URL copy and paste

April 14, 2010

The URL bar ("omnibox"), despite its appearance, is a weird hybrid of a text box and something else. IP addresses are what computers understand while words (search terms) are what humans understand. The omnibox attempts to span the two simultaneously, transiently switching between searches and URLs, prefetching DNS as you type.

Here's an interesting instance of this tension. Load a URL that contains some Japanese text as a query parameter. (Don't speak Japanese? Here's an example that would come up — a Google search for some Japanese text.) The URL bar shows the text as you'd expect, despite it heading to the server as a bunch of percent-escaped bytes. So what happens when you try to copy and paste this URL?

Well, there are two use cases for copy and paste. If I select a word out of my URL bar and paste it into this post, I expect the word to come through — the human interpretation of the URL. But then if I want to share this URL with a friend, I want to select the entire URL and paste it in its machine-readable form, with the escapes — the machine interpretation of the URL.

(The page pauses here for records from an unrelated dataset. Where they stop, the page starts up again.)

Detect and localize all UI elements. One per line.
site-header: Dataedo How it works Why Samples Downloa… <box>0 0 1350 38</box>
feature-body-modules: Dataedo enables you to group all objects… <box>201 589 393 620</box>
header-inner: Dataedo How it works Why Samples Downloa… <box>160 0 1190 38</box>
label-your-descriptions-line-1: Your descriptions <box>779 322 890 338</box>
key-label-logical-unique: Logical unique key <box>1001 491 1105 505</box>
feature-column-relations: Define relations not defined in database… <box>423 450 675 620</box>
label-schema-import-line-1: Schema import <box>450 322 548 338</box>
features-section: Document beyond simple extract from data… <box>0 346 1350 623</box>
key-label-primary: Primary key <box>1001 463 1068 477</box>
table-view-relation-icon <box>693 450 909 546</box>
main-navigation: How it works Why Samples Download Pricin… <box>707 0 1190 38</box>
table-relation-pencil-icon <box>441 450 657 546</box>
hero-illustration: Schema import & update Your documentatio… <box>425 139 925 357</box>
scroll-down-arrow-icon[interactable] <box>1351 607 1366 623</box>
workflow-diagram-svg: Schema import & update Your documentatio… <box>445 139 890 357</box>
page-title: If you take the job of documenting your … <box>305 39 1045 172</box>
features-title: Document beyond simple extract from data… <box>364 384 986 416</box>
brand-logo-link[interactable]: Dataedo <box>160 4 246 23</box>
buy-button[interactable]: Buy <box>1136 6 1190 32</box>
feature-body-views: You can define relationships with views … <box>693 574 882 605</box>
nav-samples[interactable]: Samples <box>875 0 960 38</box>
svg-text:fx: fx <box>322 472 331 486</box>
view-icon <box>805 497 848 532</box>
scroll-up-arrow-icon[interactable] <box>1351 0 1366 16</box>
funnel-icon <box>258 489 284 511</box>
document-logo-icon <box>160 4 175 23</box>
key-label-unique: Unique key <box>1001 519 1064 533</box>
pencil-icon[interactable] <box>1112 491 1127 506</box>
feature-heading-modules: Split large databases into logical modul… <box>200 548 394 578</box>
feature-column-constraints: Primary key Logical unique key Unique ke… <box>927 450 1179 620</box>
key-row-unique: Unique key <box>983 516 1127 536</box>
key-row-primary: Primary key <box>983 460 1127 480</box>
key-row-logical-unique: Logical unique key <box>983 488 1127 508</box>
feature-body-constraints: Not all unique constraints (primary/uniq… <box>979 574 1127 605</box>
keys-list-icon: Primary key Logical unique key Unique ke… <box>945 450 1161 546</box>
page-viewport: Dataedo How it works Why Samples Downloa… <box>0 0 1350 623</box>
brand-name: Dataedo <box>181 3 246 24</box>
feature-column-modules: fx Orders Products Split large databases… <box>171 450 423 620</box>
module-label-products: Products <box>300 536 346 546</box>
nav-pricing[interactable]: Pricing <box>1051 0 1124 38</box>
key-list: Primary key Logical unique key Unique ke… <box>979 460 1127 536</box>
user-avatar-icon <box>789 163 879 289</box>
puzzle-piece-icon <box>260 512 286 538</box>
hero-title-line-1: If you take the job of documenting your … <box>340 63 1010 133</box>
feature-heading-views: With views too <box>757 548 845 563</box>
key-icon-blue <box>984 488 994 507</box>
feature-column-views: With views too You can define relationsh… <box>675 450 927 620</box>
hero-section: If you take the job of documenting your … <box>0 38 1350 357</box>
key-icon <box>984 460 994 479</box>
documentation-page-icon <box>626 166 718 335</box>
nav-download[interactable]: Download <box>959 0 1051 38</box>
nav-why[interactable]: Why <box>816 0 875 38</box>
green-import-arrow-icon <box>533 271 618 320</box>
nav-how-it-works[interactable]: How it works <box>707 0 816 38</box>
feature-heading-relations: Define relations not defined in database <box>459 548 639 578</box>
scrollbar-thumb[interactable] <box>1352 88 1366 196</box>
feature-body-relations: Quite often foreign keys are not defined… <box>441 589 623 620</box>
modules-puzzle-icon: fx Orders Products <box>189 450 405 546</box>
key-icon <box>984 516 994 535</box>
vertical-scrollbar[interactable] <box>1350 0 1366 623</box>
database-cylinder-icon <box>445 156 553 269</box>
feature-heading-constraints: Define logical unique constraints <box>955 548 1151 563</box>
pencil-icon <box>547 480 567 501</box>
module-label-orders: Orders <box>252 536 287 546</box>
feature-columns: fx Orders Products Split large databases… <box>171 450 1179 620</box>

So that is what we do: selecting portions of the URL copies it in the human-readable form, while selecting the entire URL copies it in its underlying machine representation. This seemed entirely crazy to me when I first learned about it but I had never noticed it until it was pointed out to me and I confirmed Firefox does it too.

(Why not just always use the human-readable form everywhere? I dunno. I guess you'd need to mandate UTF-8 only, otherwise it'd be unclear what sequence of bytes a given string of Unicode produces, which I think is probably ok because that's what browsers currently assume; but even then I worry about normalization forms and sites that use non-UTF-8 byte strings in their query parameters. I wonder what we and other browsers do with Big5 in a URL?)

This is the reason I'm not too concerned with the news we're dropping the http:// prefix from URLs using that protocol. It's already what browsers assume on input from an unprefixed URL, since users never type them anyway (though our Strict Transport Security has allowed sites to opt into HTTPS instead). And copy and paste should work as before since we're already doing special behavior for it. (What about X selections? The fact that they currently behave differently is just a bug, nothing more. I'm a little surprised it's not going down the same code path.)